Workday CEOs To SaaS Customers: “You Are The Revolution”

In 2006, Workday was a tiny HR software startup with one customer. Four years later, on a balmy Tuesday morning in San Francisco, co-founder Dave Duffield spoke to hundreds of Workday Rising conference attendees about the significance of the gathering.

In 2006, Workday was a tiny HR software startup with one customer. Four years later, on a balmy Tuesday morning in San Francisco, co-founder Dave Duffield spoke to hundreds of Workday Rising conference attendees about the significance of the gathering.

“You are part of a revolution,” Duffield told a filled-to-capacity ballroom at the Intercontinental Hotel. About 800 customers, prospects, and employees were in attendance, up more than 40% since last year.

The revolution−as anyone remotely aware of what’s happening in the software industry knows−is cloud computing, and Duffield and Aneel Bhusri, also co-founder and co-CEO, cited numbers to demonstrate the enterprise world’s hunger for this revolution−and more specifically, Workday’s human resources and financial software delivered in a software-as-a-service (SaaS) model.

While Workday has been careful to manage growth in its early years, nearly 700,000 employees at customer sites are now using Workday−with 20% of them signing in from outside North America− and the Workday system is processing 33 million requests each week, Duffield said.

But most relevant to this notion of a revolution is that more than 40% of Workday customers switched over from one of the few remaining top-tier traditional ERP software vendors, according to numbers provided by Bhusri.

“2010 is the year that cloud computing reached the mainstream,” Bhusri told attendees. “Five years from now, people will look back and say this time frame was the tipping point when anything that was innovative came through the cloud model.”

The co-CEOs emphasis on the cloud computing revolution may have seemed a little removed to, say, HR managers in the audience more focused on the features and functions of Workday HCM than the dynamics of the enterprise software industry. (And, they’ll learn plenty of drill-down product details during sessions taking place throughout the conference.)

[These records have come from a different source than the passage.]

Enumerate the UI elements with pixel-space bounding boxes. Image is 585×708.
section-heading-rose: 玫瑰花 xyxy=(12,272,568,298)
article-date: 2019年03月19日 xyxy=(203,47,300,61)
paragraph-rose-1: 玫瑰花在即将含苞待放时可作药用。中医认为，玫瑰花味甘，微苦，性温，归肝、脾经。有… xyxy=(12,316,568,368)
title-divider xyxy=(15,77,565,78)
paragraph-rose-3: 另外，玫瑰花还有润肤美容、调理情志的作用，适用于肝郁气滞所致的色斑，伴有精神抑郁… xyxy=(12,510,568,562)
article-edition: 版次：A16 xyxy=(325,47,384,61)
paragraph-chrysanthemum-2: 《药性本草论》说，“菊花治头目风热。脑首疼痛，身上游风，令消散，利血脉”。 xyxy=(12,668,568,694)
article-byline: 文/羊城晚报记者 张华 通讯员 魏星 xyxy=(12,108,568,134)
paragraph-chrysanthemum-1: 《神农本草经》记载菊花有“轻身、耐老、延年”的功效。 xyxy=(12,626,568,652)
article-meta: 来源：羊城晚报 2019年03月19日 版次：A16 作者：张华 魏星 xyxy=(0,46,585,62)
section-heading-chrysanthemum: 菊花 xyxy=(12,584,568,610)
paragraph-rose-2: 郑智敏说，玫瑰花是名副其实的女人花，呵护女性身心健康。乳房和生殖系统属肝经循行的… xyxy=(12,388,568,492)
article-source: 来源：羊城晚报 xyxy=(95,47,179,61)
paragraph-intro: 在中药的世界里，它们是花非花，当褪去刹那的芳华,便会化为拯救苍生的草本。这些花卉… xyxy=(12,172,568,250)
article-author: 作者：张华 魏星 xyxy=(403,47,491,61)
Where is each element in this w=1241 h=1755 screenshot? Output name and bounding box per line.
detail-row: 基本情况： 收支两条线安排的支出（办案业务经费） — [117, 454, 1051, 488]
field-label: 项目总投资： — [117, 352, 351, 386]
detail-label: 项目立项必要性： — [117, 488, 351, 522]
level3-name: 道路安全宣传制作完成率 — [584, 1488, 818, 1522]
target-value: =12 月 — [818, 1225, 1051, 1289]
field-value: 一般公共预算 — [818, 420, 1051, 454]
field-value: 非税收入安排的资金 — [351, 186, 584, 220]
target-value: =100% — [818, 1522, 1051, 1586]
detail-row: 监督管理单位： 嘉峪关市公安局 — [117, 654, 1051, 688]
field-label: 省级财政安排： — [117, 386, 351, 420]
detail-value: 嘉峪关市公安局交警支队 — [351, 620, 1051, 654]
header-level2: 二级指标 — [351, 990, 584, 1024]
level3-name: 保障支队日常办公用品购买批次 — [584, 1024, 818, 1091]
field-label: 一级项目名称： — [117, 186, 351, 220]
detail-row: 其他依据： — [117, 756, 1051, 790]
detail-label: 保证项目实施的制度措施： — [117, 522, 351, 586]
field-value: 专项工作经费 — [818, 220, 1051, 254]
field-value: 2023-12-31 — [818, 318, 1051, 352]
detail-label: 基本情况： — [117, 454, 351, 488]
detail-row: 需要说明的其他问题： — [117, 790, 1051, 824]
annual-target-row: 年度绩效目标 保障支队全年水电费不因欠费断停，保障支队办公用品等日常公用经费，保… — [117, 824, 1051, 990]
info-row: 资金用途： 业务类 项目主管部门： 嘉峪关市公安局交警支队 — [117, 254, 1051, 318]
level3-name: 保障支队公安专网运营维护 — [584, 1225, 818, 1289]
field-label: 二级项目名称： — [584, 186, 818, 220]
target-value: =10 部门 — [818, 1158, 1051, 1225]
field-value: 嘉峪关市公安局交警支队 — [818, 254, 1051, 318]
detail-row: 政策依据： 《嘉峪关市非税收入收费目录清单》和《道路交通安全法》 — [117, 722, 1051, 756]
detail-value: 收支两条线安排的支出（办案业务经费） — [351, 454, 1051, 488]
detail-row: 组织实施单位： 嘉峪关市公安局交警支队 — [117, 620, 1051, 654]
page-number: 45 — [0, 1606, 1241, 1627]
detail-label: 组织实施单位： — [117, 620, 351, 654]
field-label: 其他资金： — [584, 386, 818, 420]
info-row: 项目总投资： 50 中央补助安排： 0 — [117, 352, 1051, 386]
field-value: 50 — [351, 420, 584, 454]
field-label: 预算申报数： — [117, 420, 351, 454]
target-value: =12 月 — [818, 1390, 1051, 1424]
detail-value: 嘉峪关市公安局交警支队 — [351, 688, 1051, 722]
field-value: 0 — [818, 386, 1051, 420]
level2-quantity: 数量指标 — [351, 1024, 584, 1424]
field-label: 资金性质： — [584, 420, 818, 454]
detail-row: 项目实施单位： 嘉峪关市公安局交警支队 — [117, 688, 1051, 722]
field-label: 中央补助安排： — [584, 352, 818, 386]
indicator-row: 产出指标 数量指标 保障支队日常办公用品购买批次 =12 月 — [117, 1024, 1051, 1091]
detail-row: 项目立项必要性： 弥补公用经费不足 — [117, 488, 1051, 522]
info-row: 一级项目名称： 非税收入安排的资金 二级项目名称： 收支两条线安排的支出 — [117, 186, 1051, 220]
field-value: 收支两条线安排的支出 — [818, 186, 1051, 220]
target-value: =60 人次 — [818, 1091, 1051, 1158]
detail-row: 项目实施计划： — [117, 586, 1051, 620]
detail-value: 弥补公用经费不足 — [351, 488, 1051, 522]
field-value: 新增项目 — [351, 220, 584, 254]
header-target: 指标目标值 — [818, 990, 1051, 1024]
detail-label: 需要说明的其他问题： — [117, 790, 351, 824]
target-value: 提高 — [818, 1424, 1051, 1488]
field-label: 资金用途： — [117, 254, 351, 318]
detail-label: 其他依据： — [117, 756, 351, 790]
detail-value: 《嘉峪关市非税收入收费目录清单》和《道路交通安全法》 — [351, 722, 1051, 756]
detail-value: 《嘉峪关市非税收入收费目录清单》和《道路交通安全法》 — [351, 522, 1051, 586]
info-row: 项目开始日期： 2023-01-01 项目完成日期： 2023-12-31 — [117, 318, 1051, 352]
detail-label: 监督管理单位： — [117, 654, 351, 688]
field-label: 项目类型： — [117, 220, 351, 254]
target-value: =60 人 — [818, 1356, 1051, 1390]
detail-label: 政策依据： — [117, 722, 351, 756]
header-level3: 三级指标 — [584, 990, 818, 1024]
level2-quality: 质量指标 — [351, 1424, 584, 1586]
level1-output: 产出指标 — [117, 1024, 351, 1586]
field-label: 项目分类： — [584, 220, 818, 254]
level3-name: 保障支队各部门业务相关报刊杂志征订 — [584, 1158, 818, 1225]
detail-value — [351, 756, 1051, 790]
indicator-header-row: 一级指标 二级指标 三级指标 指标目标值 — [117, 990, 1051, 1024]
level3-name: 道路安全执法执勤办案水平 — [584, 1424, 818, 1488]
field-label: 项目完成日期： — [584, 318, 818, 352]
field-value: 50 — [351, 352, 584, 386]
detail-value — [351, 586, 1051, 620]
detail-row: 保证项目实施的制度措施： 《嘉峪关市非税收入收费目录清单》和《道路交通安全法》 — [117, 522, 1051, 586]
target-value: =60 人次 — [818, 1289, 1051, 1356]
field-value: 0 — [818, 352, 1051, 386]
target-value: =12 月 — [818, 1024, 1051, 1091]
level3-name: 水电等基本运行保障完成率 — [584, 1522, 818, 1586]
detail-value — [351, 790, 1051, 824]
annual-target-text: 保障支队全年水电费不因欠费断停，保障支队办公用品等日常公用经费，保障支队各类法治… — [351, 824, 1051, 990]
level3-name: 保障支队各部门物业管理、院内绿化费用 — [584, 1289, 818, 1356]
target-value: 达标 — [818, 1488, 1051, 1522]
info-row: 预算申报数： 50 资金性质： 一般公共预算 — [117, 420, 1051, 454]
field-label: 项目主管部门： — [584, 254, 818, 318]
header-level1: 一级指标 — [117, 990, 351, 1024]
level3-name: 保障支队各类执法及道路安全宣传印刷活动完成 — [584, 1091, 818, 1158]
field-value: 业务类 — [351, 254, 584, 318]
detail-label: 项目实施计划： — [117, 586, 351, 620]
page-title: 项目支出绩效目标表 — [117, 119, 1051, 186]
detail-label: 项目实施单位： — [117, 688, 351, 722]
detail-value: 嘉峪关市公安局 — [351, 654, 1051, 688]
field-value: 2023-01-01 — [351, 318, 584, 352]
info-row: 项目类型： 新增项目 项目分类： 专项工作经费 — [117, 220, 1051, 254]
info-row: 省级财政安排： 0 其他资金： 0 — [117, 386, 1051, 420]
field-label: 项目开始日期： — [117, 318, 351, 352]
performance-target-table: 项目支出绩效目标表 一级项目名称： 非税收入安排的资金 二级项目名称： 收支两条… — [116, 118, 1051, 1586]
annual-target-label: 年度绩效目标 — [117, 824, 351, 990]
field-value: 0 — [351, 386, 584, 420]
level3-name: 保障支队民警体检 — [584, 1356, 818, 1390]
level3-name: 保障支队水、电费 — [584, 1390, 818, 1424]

But it’s clearly Duffield’s and Bhusri’s belief that the cloud computing revolution touches every one of its customers, as it upends the traditional approach to enterprise software and opens the door to more rapid and useful innovations.

Take multitenant system architectures, which Bhusri noted are used by the who’s who of cloud computing: Google, Amazon, Salesforce.com, Rackspace, and of course, Workday. Multitenant means that Workday can update customers at the same time, providing a steady and predictable schedule of new features and functionality. Multitenancy lets vendors focus more resources on building great software and systems and their customers focus fewer resources on maintaining and upgrading systems. (In December, all customers are scheduled to go live on Workday 12).

Workday’s development approach also calls for separating the user interfaces from core applications, Bhusri said, which lets it keep pace with rapidly evolving user preferences. Phenomenal consumer reception of the Apple iPad, for example, points to the growing preferences of all users to be able to touch their way to information and navigate with fingers rather than mouse clicks. In Workday Labs, a newly formed research and innovation center, Workday is working on a prototype of an iPad application for Workday users.

“It’s innovating not for the sake of innovating,” Bhusri said, “but for making your work lives better.”